The Early Bird Catches the Frog
As I discussed in my memoir, I tend to have an unusual sleeping and waking schedule. Lately, I’ve been sleeping until 4 or 5 AM, which is good for me. When I am up so early that I can’t stay up late enough to host or to go out for “ladies night,” or to catch a play by my favorite theater company, The Little Green Pig, I get feel disappointed in myself. However, I often am the most energetic and creative in the morning, and I am witness to activities others may not see.
For example, one morning I came out of the bedroom and saw our youngest cat, Arty, chasing after something with intense focus. I only heard a squawk or two, and caught a glimpse of a little, jungle-green frog hopping away. I said, “Froggie!” and tried to let it out the door, but it leaped out of sight. A few hours later, I was using the bathroom and glanced at the sink to see the frog on the head of one of my bathroom accessories, a “Share a Smile Becky” Barbie Doll, who comes sitting in a wheelchair and wearing jeans and a plaid shirt. I had found Becky something much more flattering to wear years ago, a black negligee, and seeing her smiling with a frog on her head was at first alarming, but again I just said, “Oh, Froggie!” For the next couple of weeks, the frog made camp in the overflow section, or hole, of the sink. I would see it now and again with its upper body out of the hole, or even just its eyes staring back at me from inside the hole. My husband, Paul, and I tried flushing it out and leaving food for it to follow out, although we were never sure whether the frog got the deli meat or if the cats got to it first. I realized that I was maybe scaring it, too, because I tried to grab it with tweezers a couple of times, and that Arty liked being in the bathroom when I was in there. The frog became a topic of conversation on Facebook, as well as at Thanksgiving dinner. Only Paul had seen the frog, so on top of frightening the frog, I was beginning to feel like others didn’t believe me, as if the frog was some crazy delusion. I felt terrible!

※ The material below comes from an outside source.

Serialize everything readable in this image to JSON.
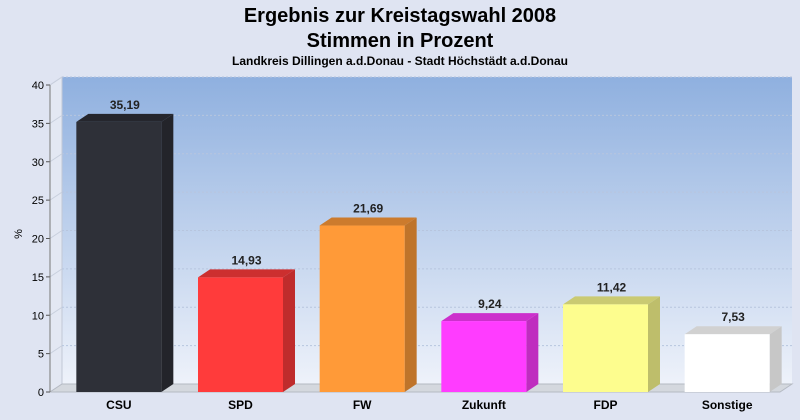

For a few days after Thanksgiving, I talked to the frog gently, encouraging it out and reassuring it that we would return it to the pond. I call this “frog whispering.” Then yesterday, I kept the lights out in the bathroom, left another trail of turkey, and used Paul’s bathroom all day to give the frog some space. (Yes, we have our own bathrooms, which, for me, is a component of a good marriage!) And my techniques worked! When Paul got home from work that evening, I looked in my sink, and the frog had eaten all the turkey, the final piece of which was in a plastic container I use for paint water, and the frog was now in the container, softly ribbiting. I quickly covered it with a towel and yelled for Paul, who came in, put the lid on the container, and set the frog free outside. Paul said it jumped on a branch of a bush near the pond and looked happy. When I went biking around the pond this morning, I didn’t see the frog of course, but I was glad it had made it home. More on biking soon…….
I made a collage in honor of my frog story. I found and printed a photograph of my Barbie (“Rebecca,” I call her), two photographs of pond frogs, an image of a small, acrylic painting I did of Arty’s face, as he was watching me paint one day, and a smaller image of another painting I did of Arty’s sweet face. I then drew one of the photographs of a green pond frog in green, red, black, and silver glitter pens. In this arrangement, Arty’s concentrated, wide-eyed portrait, which resembles a dramatic mask, is beside the photograph of Rebecca, who has a frog on her head, confronting Arty’s and the viewer’s stares. Above this juxtaposition I paired the drawing of the frog, the largest image in the collage, with the small image of Arty’s innocent kitten face. Arty didn’t mean any harm, and here, he and the frog are each colorful, content, and minding their own business.